On a recent trip to SoFla, I had the chance to catch Sugar at one of those cheap arty theaters -- the ones which, in a perfect world, would be prolific and flush with people*. This one, well, wasn't. Which is too bad, because it was well worth the $5 to see this muted film about a Dominican baseball player (Algenis Perez Soto) trying to hack it as a minor-league prospect.
*Strangely, despite a decent amount of theaters that actually show real films sometimes, the whole Palm Beach/Broward/Dade area only had one theater showing Sugar. Strange.
(Hollywood.com with the pic)
Two things about Sugar -- 1) In a (very) small sample, it really is the best film I've seen in 2009 ... but here's hoping it gets passed.
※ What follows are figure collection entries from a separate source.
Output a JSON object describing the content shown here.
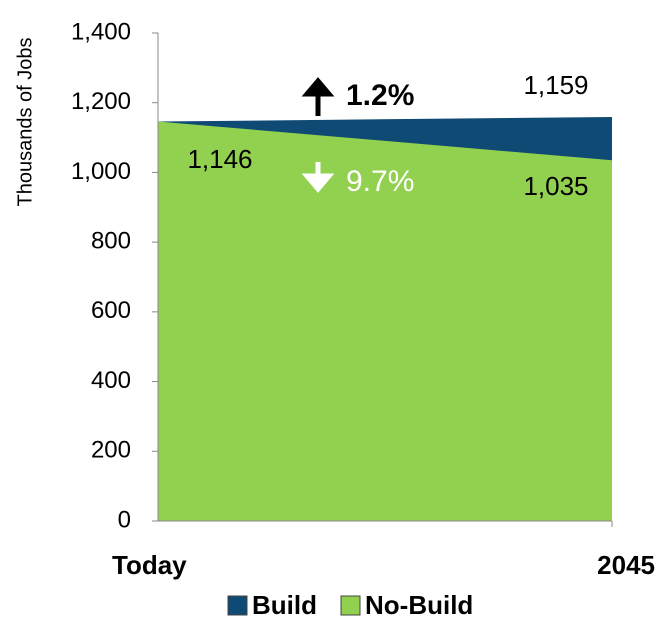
{
  "chart_data": {
    "type": "area",
    "y_label": "Thousands of Jobs",
    "categories": [
      "Today",
      "2045"
    ],
    "series": [
      {
        "name": "Build",
        "color": "#0e4a73",
        "values": [
          1146,
          1159
        ],
        "value_labels": [
          null,
          "1,159"
        ]
      },
      {
        "name": "No-Build",
        "color": "#92d050",
        "values": [
          1146,
          1035
        ],
        "value_labels": [
          "1,146",
          "1,035"
        ]
      }
    ],
    "annotations": [
      {
        "text": "1.2%",
        "color": "#000000"
      },
      {
        "text": "9.7%",
        "color": "#ffffff"
      }
    ],
    "ylim": [
      0,
      1400
    ],
    "yticks": [
      0,
      200,
      400,
      600,
      800,
      {
        "value": 1000,
        "label": "1,000"
      },
      {
        "value": 1200,
        "label": "1,200"
      },
      {
        "value": 1400,
        "label": "1,400"
      }
    ],
    "legend": "bottom"
  }
}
A lot. Because 2) It's little more than a nice movie, a well-made, realistic depiction of a story that, honestly, isn't earth-shatteringly compelling.
It follows the emotional journey, not so much the baseball one (although the two certainly are interlocked), of Miguel "Azucar" (Sugar) Santos, born into Dominican squalor but also born with an electric* right arm. He spends time at a local baseball academy, heads to Phoenix for spring training, then earns a spot in his club's (the fictional Kansas City Knights) system, on a Single-A team in ... rural Iowa. Obviously, a culture clash ensues -- Azucar barely speaks English -- although the clash is not of the cliched variety. Same thing when an injury temporarily sidelines our hero -- it's not as if his career is over, as would be the case in a formula-driven piece.
*Not literally. Now THAT would be -- wait, I'm gonna stop here before we really do get another one of those stupid comic book/superhero movies: The Electric Arm -- "Shockingly good!"
Really, this film sidesteps most cliches (although it does feature a cameo from everyone's favorite baseball bit player, the Performance Enhancing Drug). It's made very quietly, not bludgeoning us with backstory or unnecessary expository dialogue. Kudos to filmmakers Anna Boden and Ryan Fleck for being hugely realistic here.
And yet ...
That realism almost gets Sugar in trouble. Because as the story unfolds (I could explain, but that would be spoiler-tastic), some of the events become decreasingly interesting. Non-fantasies/fairy tales/comedies should be realistic, but some things can be omitted. Sugar just doesn't seem to leave out much as it goes for the true-to-life thing. Which makes it drag a bit, dampening the end result.
Would I rather have this than some piece of formula fluff? Especially from a movie about sports? Absolutely. Still, for a film to reach true greatness, there must be more. Sugar the movie is a little -- not totally, but somewhat -- like sugar the substance: Empty.